The FCO advice for Slovenia notes that:

All foreign nationals visiting Slovenia must register with the Police within 3 days of arrival or risk paying a fine. If you are staying at a registered hotel or guest house, they will register you when processing your arrival. If you are staying in self-catering accommodation, check registration arrangements with your booking agent If you are staying with friends or family, you or your host will need to visit the nearest police station to register your presence in Slovenia.

Can anyone provide further information on how one goes about this, and what sort of information is required as part of the registration?

Also, if we are staying in a small alpine/tourist town (but indeed in self-catering accommodation, probably not through a major agency) is it likely that we can do this in the town or might we have to travel a long distance (in Slovenian terms) to be able to register?

Do we need to re-register if we move?

For bonus points, explain how this law can be compatible with EU freedom of movement laws stating that:

Every EU citizen has the right to reside on the territory of the host EU country for a period of up to three months without any conditions or formalities other than the requirement to hold a valid identity card or passport.

(Page 14)


3 Answers 3


For EU citizens:

According to the Slovenian Ministry of the Interior:

If you are a member of a EU and EEA country you may enter the Republic of Slovenia with a valid identity card or a valid passport and you are not required to obtain an entry permit, i.e. a visa or a residence permit. For the first three months after entry, you may stay without residence registration, while for a longer stay you are required to register your residence, i.e. submit an application for the issue of a residence registration certificate at the administrative unit in the area of your residence before the expiry of the permitted three-month stay. You can of course also apply for the issue of a residence registration certificate immediately upon your entry into the country.

So the answer is: EU nationals have 3 months to complete their registration.

For other nationals:

According to a document on the same website:

Should you not be staying in tourist, hospitality or accommodation facilities, you are obliged to register yourself at the competent police authority within 3 days following the crossing of the national border and accommodation change, respectively. Should you stay in tourist or hospitality facilities, the landlords of such facilities are obliged to submit your registration to the competent police authority within 12 hours following your reception; should you stay in accommodation facilities, the landlords of such facilities are obliged to submit your registration to the competent police authority within 3 days following your reception.

So the answer is: if you're staying at any commercial property, the owner of the property is obliged to register you with the Ministry of the Interior. Therefore you should only be concerned with registration if staying at a friend's place.

  • 2
    Strange that the FCO advice (intended for UK citizens) tell you to register then. I've seen other UK travel advice sites warning of fines if you don't do this visitor registration. Sounds like it's the landlords issue, not ours however.
    – CMaster
    Commented Feb 18, 2016 at 10:48
  • 1
    I ran into a similar situation in Croatia. The US Department of State travel advice said you had to register at a police station, but my Airbnb host told me she just needed to fill out an online form and upload a scan the ID page of my passport.
    – Urbana
    Commented Feb 18, 2016 at 11:23

There appears to be a difference between registering your presence, and registering your residence. The former is allowed within the first 3 months, the latter is not.
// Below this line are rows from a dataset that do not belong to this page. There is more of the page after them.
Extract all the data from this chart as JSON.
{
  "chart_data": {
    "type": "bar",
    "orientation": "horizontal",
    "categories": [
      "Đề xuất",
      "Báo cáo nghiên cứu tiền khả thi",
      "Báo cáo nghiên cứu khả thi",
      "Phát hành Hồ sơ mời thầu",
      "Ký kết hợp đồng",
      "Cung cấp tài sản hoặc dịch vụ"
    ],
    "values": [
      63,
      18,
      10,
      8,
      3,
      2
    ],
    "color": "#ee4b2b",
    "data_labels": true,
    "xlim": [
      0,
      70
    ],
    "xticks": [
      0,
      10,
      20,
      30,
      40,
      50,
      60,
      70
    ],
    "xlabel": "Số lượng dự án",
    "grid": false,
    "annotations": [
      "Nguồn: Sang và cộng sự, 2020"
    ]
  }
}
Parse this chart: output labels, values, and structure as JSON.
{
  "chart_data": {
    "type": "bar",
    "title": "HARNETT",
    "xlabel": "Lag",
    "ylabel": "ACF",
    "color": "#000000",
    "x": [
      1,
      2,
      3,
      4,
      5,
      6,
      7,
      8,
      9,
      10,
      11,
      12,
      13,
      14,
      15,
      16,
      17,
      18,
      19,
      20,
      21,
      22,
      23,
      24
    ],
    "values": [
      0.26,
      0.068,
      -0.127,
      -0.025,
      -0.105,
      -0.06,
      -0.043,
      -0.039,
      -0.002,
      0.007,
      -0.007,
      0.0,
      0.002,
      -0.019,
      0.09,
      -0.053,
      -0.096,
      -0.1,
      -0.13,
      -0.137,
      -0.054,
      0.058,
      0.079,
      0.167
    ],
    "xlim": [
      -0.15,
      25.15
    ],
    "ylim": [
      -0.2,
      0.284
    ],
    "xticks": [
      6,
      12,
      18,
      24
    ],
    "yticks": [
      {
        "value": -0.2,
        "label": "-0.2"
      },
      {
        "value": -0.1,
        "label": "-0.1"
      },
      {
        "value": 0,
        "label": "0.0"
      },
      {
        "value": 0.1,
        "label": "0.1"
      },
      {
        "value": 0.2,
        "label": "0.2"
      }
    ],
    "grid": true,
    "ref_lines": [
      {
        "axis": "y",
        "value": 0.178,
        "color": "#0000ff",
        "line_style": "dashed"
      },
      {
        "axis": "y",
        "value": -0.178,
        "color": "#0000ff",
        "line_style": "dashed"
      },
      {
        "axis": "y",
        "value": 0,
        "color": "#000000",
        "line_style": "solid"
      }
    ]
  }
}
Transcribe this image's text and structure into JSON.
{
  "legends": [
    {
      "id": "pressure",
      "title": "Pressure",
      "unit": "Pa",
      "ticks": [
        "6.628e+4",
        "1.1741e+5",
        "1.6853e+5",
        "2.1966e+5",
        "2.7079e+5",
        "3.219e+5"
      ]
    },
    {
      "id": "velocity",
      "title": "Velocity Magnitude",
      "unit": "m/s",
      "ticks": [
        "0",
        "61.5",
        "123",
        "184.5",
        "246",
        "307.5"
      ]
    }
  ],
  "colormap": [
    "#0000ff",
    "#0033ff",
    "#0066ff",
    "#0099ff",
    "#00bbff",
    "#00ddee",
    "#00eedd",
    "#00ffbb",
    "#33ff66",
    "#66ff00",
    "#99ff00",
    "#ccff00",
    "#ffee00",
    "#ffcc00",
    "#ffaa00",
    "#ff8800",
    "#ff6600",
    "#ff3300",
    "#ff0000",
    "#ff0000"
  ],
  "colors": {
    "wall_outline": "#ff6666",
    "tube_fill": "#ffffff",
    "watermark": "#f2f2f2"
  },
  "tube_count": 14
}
Directive 2004/38/EC, Article 5

  1. The Member State may require the person concerned to report his/her presence within its territory within a reasonable and non-discriminatory period of time. Failure to comply with this requirement may make the person concerned liable to proportionate and non-discriminatory sanctions.

source: http://eur-lex.europa.eu/LexUriServ/LexUriServ.do?uri=OJ:L:2004:158:0077:0123:en:PDF

Until you obtain a residence registration certificate you must fulfil the obligation of registration with the police defined by the Residence Registration Act. If you are not accommodated in a tourist, catering or other accommodation facility, you need to register with the competent police station on your own within 3 days after crossing the state border and after changing accommodation. If you are accommodated in a tourist or catering facility, the keeper needs to register you with the competent police station within 12 hours after your reception. However, if you stay in an accommodation facility, your landlord is obliged to register you with the competent police station within 3 days after reception.

source: http://www.infotujci.si/s/7/eu-and-eea-citizens

  • 1
    Does the law mention any penalties for failing to register?
    – JonathanReez
    Commented May 23, 2016 at 16:38

The practical implementation of this, is that every where we stayed, the owner/manager asked to see our passports, and took copies. They asked a couple of questions two, always the same ones, clearly to fill in some part of the form.

I never asked how this was compatible with the freedom of movement rules (not meeting any Slovenian legislators) - possibly because the process was just checking that we had a valid passport or identity card?